Twenty men died in the Snaefell mine disaster, almost all of them within minutes of reaching the lower levels. It remains the worst mining disaster in Isle of Man history. The fire is thought to have started from a candle igniting timberwork, a hazard the practice of leaving a burned-down candle to light the next one had always carried, but which this particular weekend had set in the worst possible place. By the time the day shift descended, the lower levels were filled with carbon monoxide. Carbon monoxide is colourless, odourless and quickly fatal at high concentrations, and the miners could not have seen what they were breathing. Most never came back up. The rescue went on through the day in conditions that were themselves nearly impossible, and the last survivor brought out alive, James Kneale, was found at five in the afternoon.
Among the dead was Robert Kelly, whose body could not be recovered from the lower workings. The Wikipedia source for this article carries a section heading that reads, simply, "Continued efforts to retrieve the body of Robert Kelly." That heading does a lot of quiet work. It tells you that the mine could not be entered for some time after the disaster, even by rescuers, because the air would not clear. It tells you that someone, somewhere, wanted Robert Kelly brought home, and that the inability to do so was its own ongoing grief. The official investigation into the disaster was led by Sir Clement Le Neve Foster, one of Her Majesty's inspectors of mines, who descended into the mine repeatedly through May and June 1897 to work out why the ventilation system had failed.
The Snaefell mine had a single working shaft and, beside it, a wooden upcast shaft that ran up the slope of the mountain to draw bad air out. The ventilation depended on doors at intermediate levels being closed at the end of every shift, so that the cool air entering the main shaft would be forced all the way down to the bottom level at 171 fathoms before it could escape. When Foster made his examinations on 15 May, descending as far as the 74-fathom level, he found a doorway there left wide open. The fresh air entering the mine was turning at the 74-fathom level and venting straight back to the surface, never reaching the levels below. Further mouse tests suggested the door at the 130-fathom level was also open, allowing air to short-circuit out without ever clearing the chamber where the men had died.

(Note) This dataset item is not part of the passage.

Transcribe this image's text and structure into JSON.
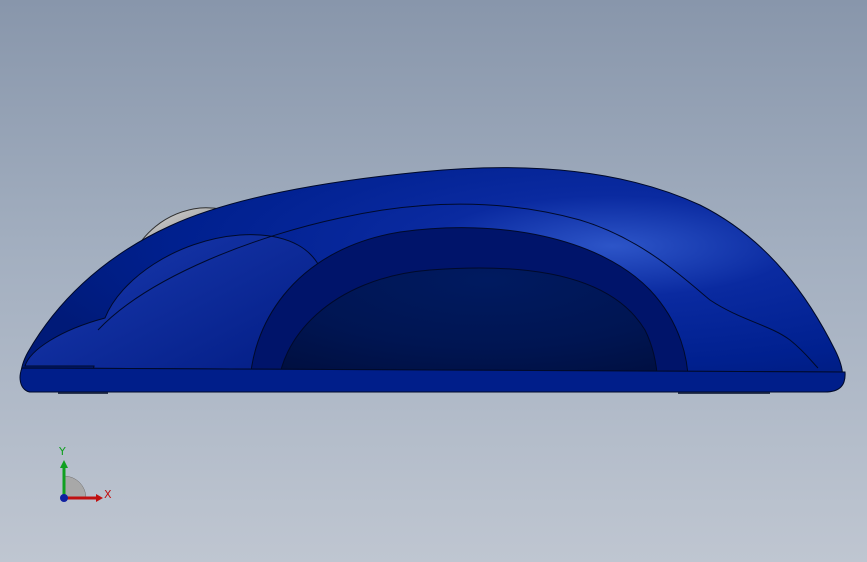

Mining resumed after the disaster, but the yield steadily declined. Following a substantial rockfall in the shaft in 1908, the cost of clearing the debris was judged uneconomical and the mine was closed. Even then the site did not quite stop. In 1955, a company called Metalliferous Holdings Limited assessed the spoil heaps at Snaefell, Laxey and Foxdale and concluded that approximately 400,000 tons of lead-zinc spoil could be re-processed for ore. Twenty-two men were employed on round-the-clock shifts to do it. None of the original workings were reopened. The mountain itself has long since reclaimed most of the surface scars, but the disaster of 1897 is remembered each May on the Isle of Man, in articles, talks and a published account by Andrew Scarffe; an Isle of Man Steam Railway connection means the names of the dead are still spoken aloud in services of remembrance for a community that has not forgotten.
Snaefell Mine sits on the eastern flank of Snaefell mountain at approximately 54.263 degrees north, 4.462 degrees west, near Laxey. From the air the old workings appear as a faint scar on the upper slopes; the mountain itself is the most obvious landmark at 620.9 metres (2,036 ft). Ronaldsway Airport (EGNS) lies about 18 nautical miles south. The summit is crowned by communications masts and a railway terminus, both visible from many miles. Mountain weather can change abruptly here; maintain clear margins above the peak.